Martha Stewart's new magazine for the younger crowd, dubbed Blueprint, comes off as slightly cheeky without being hip. It's the antithesis of design-drenched magazines like Wallpaper. You won't catch the folks on these pages looking jaded, sexually ambivalent, or emaciated in high-fashion gear. Its closest rival is ReadyMade, the funky bimonthly magazine that has turned how-to into high art. Martha's new offering has the same eclectic feel, minus the interviews with cool filmmakers and the overt love of kitsch.
The premier issue of Blueprint, which goes on sale to the public on Apr. 24, is a touch more earnest and a bit suburban in feel. The cover features a beaming young couple in mismatched preppy clothes (complete with rubber boots, gardening gear, and a sleepy dog) standing outside a pastel painted clapboard colonial house. The typeface looks retro, and the featured stories include "423 Solutions for Better Rooms, Meals, Hair, Sleep," as well as "The Machine Washable Living Room."

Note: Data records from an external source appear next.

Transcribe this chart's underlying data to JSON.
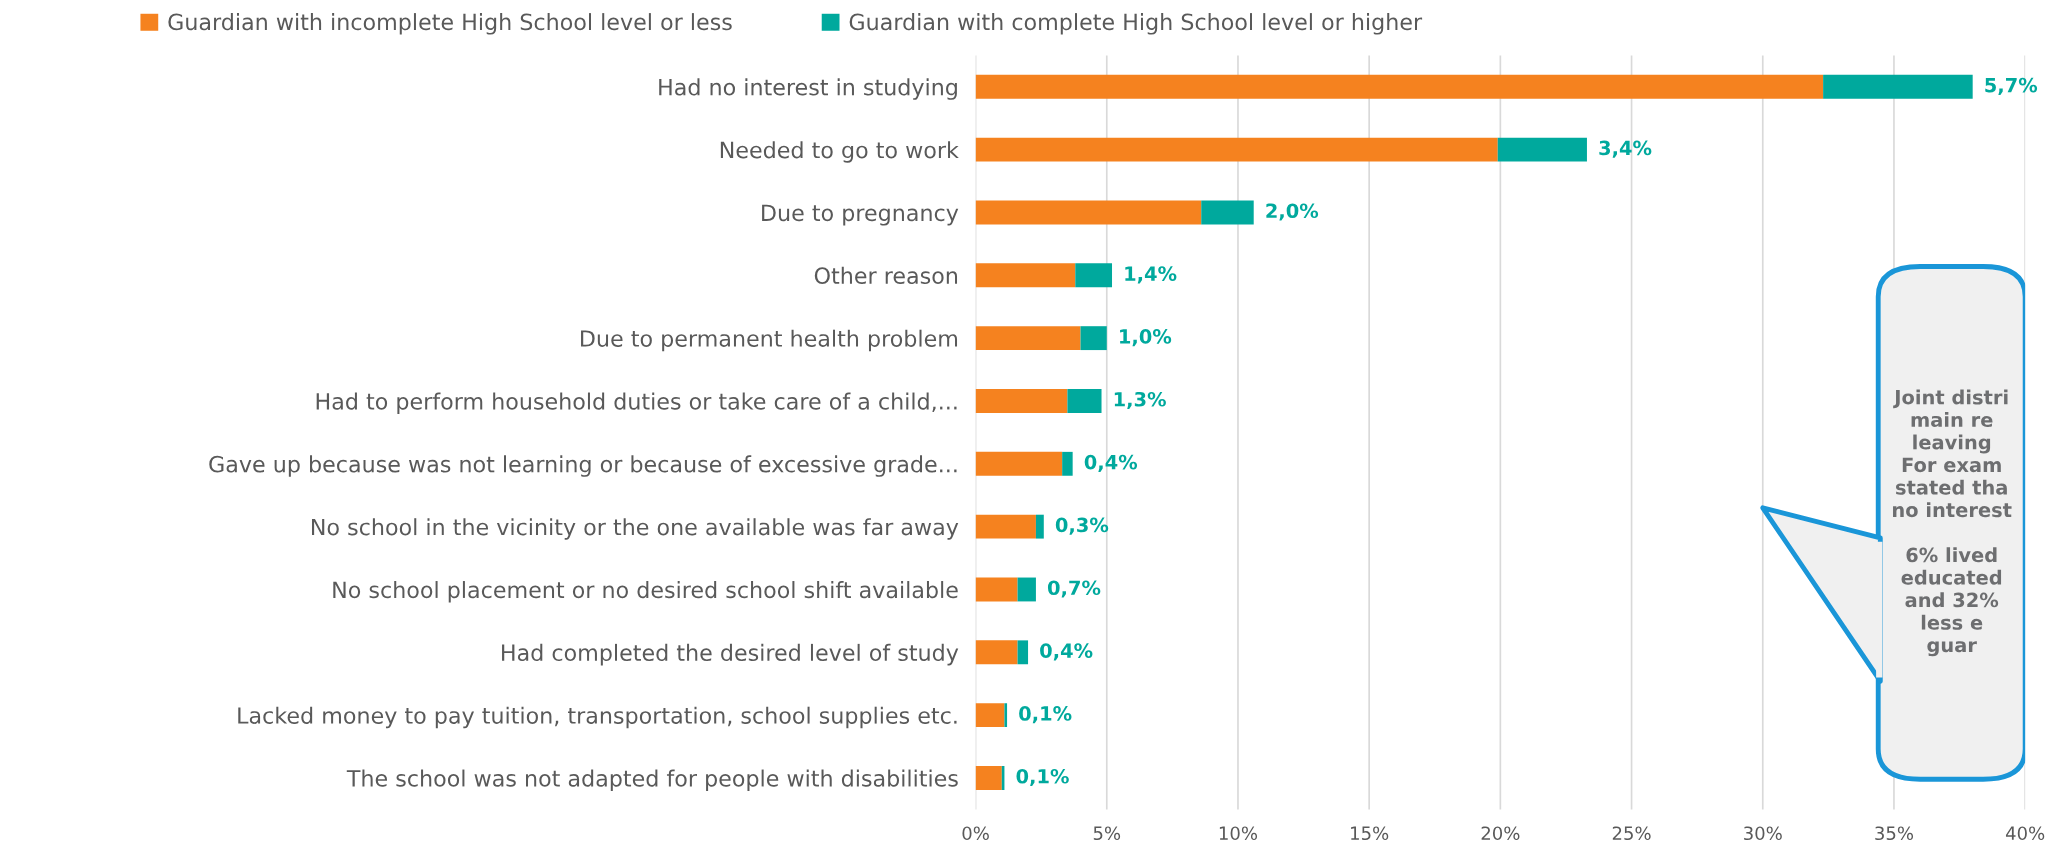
{
  "chart_data": {
    "type": "bar",
    "orientation": "horizontal",
    "stacked": true,
    "categories": [
      "Had no interest in studying",
      "Needed to go to work",
      "Due to pregnancy",
      "Other reason",
      "Due to permanent health problem",
      "Had to perform household duties or take care of a child,...",
      "Gave up because was not learning or because of excessive grade...",
      "No school in the vicinity or the one available was far away",
      "No school placement or no desired school shift available",
      "Had completed the desired level of study",
      "Lacked money to pay tuition, transportation, school supplies etc.",
      "The school was not adapted for people with disabilities"
    ],
    "series": [
      {
        "name": "Guardian with incomplete High School level or less",
        "color": "#f5821f",
        "values": [
          32.3,
          19.9,
          8.6,
          3.8,
          4.0,
          3.5,
          3.3,
          2.3,
          1.6,
          1.6,
          1.1,
          1.0
        ]
      },
      {
        "name": "Guardian with complete High School level or higher",
        "color": "#00a99d",
        "values": [
          5.7,
          3.4,
          2.0,
          1.4,
          1.0,
          1.3,
          0.4,
          0.3,
          0.7,
          0.4,
          0.1,
          0.1
        ],
        "value_labels": [
          "5,7%",
          "3,4%",
          "2,0%",
          "1,4%",
          "1,0%",
          "1,3%",
          "0,4%",
          "0,3%",
          "0,7%",
          "0,4%",
          "0,1%",
          "0,1%"
        ]
      }
    ],
    "xlim": [
      0,
      40
    ],
    "xticks": [
      {
        "value": 0,
        "label": "0%"
      },
      {
        "value": 5,
        "label": "5%"
      },
      {
        "value": 10,
        "label": "10%"
      },
      {
        "value": 15,
        "label": "15%"
      },
      {
        "value": 20,
        "label": "20%"
      },
      {
        "value": 25,
        "label": "25%"
      },
      {
        "value": 30,
        "label": "30%"
      },
      {
        "value": 35,
        "label": "35%"
      },
      {
        "value": 40,
        "label": "40%"
      }
    ],
    "grid": "x",
    "legend": "top",
    "annotations": [
      "Joint distri\nmain re\nleaving\nFor exam\nstated tha\nno interest\n\n6% lived\neducated\nand 32%\nless e\nguar"
    ]
  }
}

Think of it as Martha Stewart Lite. What distinguishes the magazine from its many rivals catering to the twenty- and thirtysomething crowd are the hallmarks that distinguish Martha Stewart Living itself. There's a section on turning your old charm bracelet into an "edgier" piece of jewelry (although how could anyone see cute little squirrels, deer, and doves as edgy, especially when attached to a baby-blue ribbon?).
SEEKING ITS NICHE. Another piece shows readers how to turn scarves into handbags. The furniture tends toward the rustic or what some might label as suburban comfort. And it wouldn't be a Martha Stewart publication without features on how to send beautiful handwritten cards and add decals to your door.
On first read, the magazine's identity is tough to pin down. The tone shifts from serious to irreverent. After tips on keeping stain-removal pens and "a classic white T-shirt" in your office drawer in case of coffee stains (what if you're wearing a dress that day?), the next page features the Blueprint Martini. "Show us a magazine without a signature drink and we'll show you an uptight staff without priorities (Hiccup!)." A hiccup in the halls of Martha Stewart!
Despite these inconsistencies, Blueprint's appeal does grow on you. The magazine's editors have a strong sense of what they don't want Blueprint to be. In this issue, at least, there are no tips for getting thinner thighs in 30 days. The closest it comes is a feature on tai chi that tells you what to wear and how you'll feel the next day without actually guiding you through the exercises. The main goal is to encourage readers to consider the benefits of trying out tai chi, which it does convincingly.
IN HER SHOES. This is also not a publication that looks likely to prescribe shopping as the route to female happiness. In fact, the fashions look low-key -- the kind of thing you would wear when you don't really want to be noticed. Think earth tones and modest cuts, showcased on models standing in austere offices and monotone bathrooms.
One fun piece is a dress designed by fashion editor Katie Hatch that can be sewn in 11 speedy seams. That's what fans have come to expect from Martha Stewart, not the feature on dance-inspired shoes that looks as though the photographer accidentally tripped into someone's closet.
Fashion and beauty are the new areas of coverage for this group of magazine veterans. The makeup feature, appropriately titled "Something for Everyone," is so all-encompassing that it risks inspiring no one. Pink and brown may qualify as flattering colors, but a little more guidance on tailoring them to various skin tones might be helpful.
WINDOW SHOPPING. But Blueprint also does some things very well. As with Martha Stewart Living, the design and home features are likely to draw fans. The furniture is unusual enough to be interesting, but accessible enough that people might buy it. I found myself poring through the "handbook" on buying a better sofa -- perhaps because I really need a new sofa. A section on setting out a buffet dinner for eight is also eye pleasing and useful.
And as so with Martha Stewart Living, the Blueprint appeal is one part voyeurism. The four-page feature on drafting handwritten cards looks pretty, even if you'll never put pen to paper, and you can always adapt the suggested language in the notes for a nice e-mail. Another section on enlarging photos to poster-size prints is fun, though some people might not see the appeal in blowing up a version of their winning poker cards or a sentimental century-old envelope, both of which serve as illustrations.
While it needs to find a more consistent voice, Blueprint is still likely to find a strong audience. The folks at Martha Stewart know how to put a magazine together, and they're also the types to stitch up handbags and hold pristine brunches during their off hours. With that kind of passion and expertise, Blueprint might give magazines like ReadyMade reason to redecorate.